This past weekend, this site was hijacked by a shady payday loan outfit. It’s the second time this has happened in the last six months, which I suppose, by internet standards, isn’t too bad.
In a related development, Aaron Swartz, who was the co-founder of the information-sharing website Reddit, committed suicide last Friday at age 26. He was considered an Interrnet folk hero for his efforts to make online content “free.” The definitive reason for his suicide is unknown, but he had a history of depression and was facing 13 felony charges, including wire fraud, computer fraud and unlawfully obtaining information from a protected computer, as a result of illegally downloading nearly five million articles from MIT computer archives with intent to distribute the articles on file-sharing websites. His family and friends have issued a statement to the effect that Swartz was trying to make the Internet a better and fairer place.
Also last week, a number of those of us who are science fiction writers received an email invitation to speak at Bexley College in London, offering transport, publicity, and an honorarium. Of course, Bexley is a technical school and unlikely to support a seminar on “The Mystery of Life and Death,” not to mention that the “professor” listed on the invitation doesn’t exist. Needless to say, word spread quickly about this scam.

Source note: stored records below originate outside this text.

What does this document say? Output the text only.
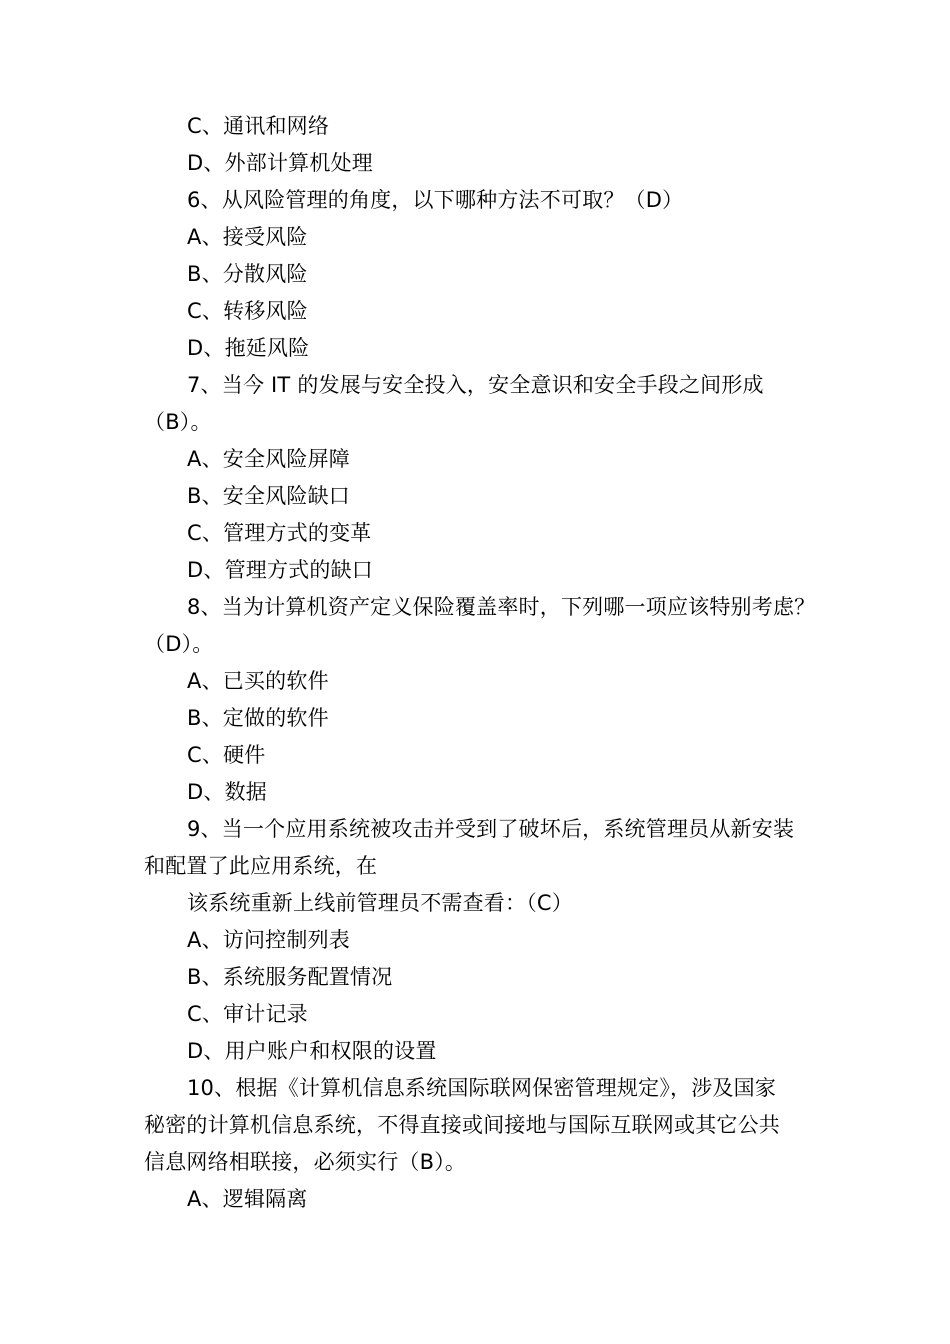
C、通讯和网络
D、外部计算机处理
6、从风险管理的角度，以下哪种方法不可取？（D）
A、接受风险
B、分散风险
C、转移风险
D、拖延风险
7、当今 IT 的发展与安全投入，安全意识和安全手段之间形成
（B）。
A、安全风险屏障
B、安全风险缺口
C、管理方式的变革
D、管理方式的缺口
8、当为计算机资产定义保险覆盖率时，下列哪一项应该特别考虑？
（D）。
A、已买的软件
B、定做的软件
C、硬件
D、数据
9、当一个应用系统被攻击并受到了破坏后，系统管理员从新安装
和配置了此应用系统，在
该系统重新上线前管理员不需查看：（C）
A、访问控制列表
B、系统服务配置情况
C、审计记录
D、用户账户和权限的设置
10、根据《计算机信息系统国际联网保密管理规定》，涉及国家
秘密的计算机信息系统，不得直接或间接地与国际互联网或其它公共
信息网络相联接，必须实行（B）。
A、逻辑隔离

What I would like to know is exactly how stealing five million articles or hijacking my website for potential gain for a payday loan site has anything to do with making the Internet a better or fairer place. Or for that matter, just how ethical is the cry that “information wants to be free”? How does the epidemic of internet plagiarism do anything to teach students the value of information… or about intellectual honesty?
With the growth of the Internet, the amount of confidence schemes has increased exponentially, and so has the number and breadth of scams, a huge percentage of them targeted at the most vulnerable individuals in society – the less educated [not that some very highly educated people have not fallen for them], the elderly, those in financial trouble, or those who are simply too trusting. While the few big-time information thefts make headlines, even many of those are never resolved, and the perpetrators remain unknown, and it’s just about impossible to make more than the tiniest dent in the volume of successful internet scams and swindles… and, as for piracy… forget it.
No matter what anyone says about pirated and torrent-downloaded books increasing sales… I’m sorry, but the overall figures in the book industry [at least in the field of fiction] give that the lie. Sales are down, and in some areas, such as mass market paperbacks, they’re down at lot, and as I’ve noted previously, ebook sales are far from making up the difference.
Pirated copies of books, movies, and music are theft, pure and simple. Just because someone thinks that the price of a movie, book, or music CD is too high doesn’t justify theft. We don’t justify theft of any other good on the grounds that the price is too high, and we don’t say that other goods that are not essential for physical survival can be stolen because the prices are too high. Moreover, allowing or exalting the theft of information or other intellectual property effectively states that those who create it don’t deserve the same protection as those who produce other goods. Now… some will say that information/entertainment isn’t as vital. Oh… when our society is based on information? And don’t tell me that a Coach handbag, or a Rolex watch or any other counterfeit luxury product knock-off is more important than information or entertainment.
All this brings up the questions: Is the Internet really a force for good? Do its advantages outweigh the drawbacks? And even if it does have a net benefit to society, does it, in its current form, excessively [a matter of judgment, I know] enable dishonest behavior and acts? More important, what, if anything, are we going to do about it?